When entering the first print function, set a counter to 0, and increment every time handle a node. This will give you a total number of items printed. You can then compare that to the total number of items in the AVL tree. You'll have to keep track of the total number of items somewhere as well.

I would use option one, because it is easier to implement now. Also, AVL trees shouldn't be in charge of knowing how many items are in them. Also also, the larger your tree is, the slower printing will be, because there will be more if statements and count increments. Those two operations are minimal, but if you get thousands or millions of items, it'll add up.

Answer 3

I suppose you need an additional parameter in print() to know if there is something on the right.
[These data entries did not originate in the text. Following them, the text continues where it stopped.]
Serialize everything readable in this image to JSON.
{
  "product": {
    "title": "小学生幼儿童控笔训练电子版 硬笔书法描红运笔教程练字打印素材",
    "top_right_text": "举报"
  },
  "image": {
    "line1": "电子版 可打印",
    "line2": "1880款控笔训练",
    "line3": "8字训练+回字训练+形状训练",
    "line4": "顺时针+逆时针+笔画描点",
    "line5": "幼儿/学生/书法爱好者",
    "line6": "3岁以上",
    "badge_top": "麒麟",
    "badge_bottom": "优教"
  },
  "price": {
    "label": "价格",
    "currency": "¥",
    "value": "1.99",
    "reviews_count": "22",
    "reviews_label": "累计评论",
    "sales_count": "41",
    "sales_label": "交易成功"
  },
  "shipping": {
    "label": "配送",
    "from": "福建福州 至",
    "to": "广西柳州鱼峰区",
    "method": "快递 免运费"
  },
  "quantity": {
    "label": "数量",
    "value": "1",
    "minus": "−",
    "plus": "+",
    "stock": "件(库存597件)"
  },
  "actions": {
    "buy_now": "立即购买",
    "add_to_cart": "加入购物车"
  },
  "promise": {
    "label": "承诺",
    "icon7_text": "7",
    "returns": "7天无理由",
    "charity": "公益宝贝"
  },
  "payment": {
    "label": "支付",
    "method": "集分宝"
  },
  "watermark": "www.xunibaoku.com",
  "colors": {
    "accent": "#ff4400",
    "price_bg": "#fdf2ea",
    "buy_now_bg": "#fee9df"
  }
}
By example (caution: not tested)

friend ostream&  operator<<(ostream& out, const AVLTree& v)
{   
    out << "{";
    v.print(out, v.root, false);
    out << "}";
    return out;
}


void print (ostream & out, AVLnode<KEY, INFO> * curr, bool proComma) const
    {
        if (curr)
        {
            bool proC2 = proComma || (NULL != curr->right);

            print(out, curr->left, proC2);

            out << curr->Key_ << ": " << curr->Info_;

            if ( proC2 )
               out << ", ";

            print(out, proComma);
        }
    }

Answer 4

Another way to think about this problem is to print the comma first , not last. This way you will never get a trailing comma, since it will be the first item printed.

That can be accomplished by introducing a bool reference variable in the helper functions (not tested):

friend ostream&  operator<<(ostream& out, const AVLTree& v)
{   
    bool firstTime = true;
    out << "{";
    v.print(out, v.root, firstTime);
    out << "}";
    return out;
}


void print(ostream& out, AVLnode<KEY, INFO>* curr, bool& firstTime) const
{
    if (curr)
    {
       print(out, curr->left, firstTime);
       out << (firstTime?"":", ") << curr->Key_ << ": " << curr->Info_;
       firstTime = false;
       print(out, curr->right, firstTime);
    }
}

The firstTime tracks whether it is the first time being printed. If this is the case, then no comma is printed, otherwise a comma is printed.

Answer 5

So after a while I figured out what the issue was and was able to come up with a simple solution, so I decided to post an answer before I forget to do so.

It is really hard to detect the last node in the tree since both the left and right sides of the trees have a NULL ending. So printing out the whole tree and deleting the extra characters did the trick quite well.

template<typename KEY, typename INFO>
void AVLTree<KEY, INFO>:: print(ostream& out, AVLnode<KEY,INFO>* curr) const{
        //sstream operator to calc the output and delete (n-1) of the output.        
        out << "{";
        std::stringstream ss;
        printHelp(ss, curr);
        std::string output = ss.str();
        if (output.length() > 1)
            output.erase(output.end()-2, output.end());

        out << output;
        out << "}";
}

template<typename KEY, typename INFO>
void AVLTree<KEY, INFO>::printHelp(std::stringstream& ss, AVLnode<KEY, INFO>* curr) const{
    if(curr){
            printHelp(ss, curr->left);  
            ss << curr->Key_<< ": " << curr->Info_ << ", ";
            printHelp(ss, curr->right);
        }
}

and then the ostream operator which uses the print function with the root node as a parameter and the ostream object.

friend ostream& operator<<(ostream& out, const AVLTree& v){
        v.print(out, v.root);
        return out;
    }

There was also another option of pushing them into a stack and poping the last characters and printing the stack entirely, this was very close to what I needed but would be very inefficient as the tree had close to 15,000 nodes on it.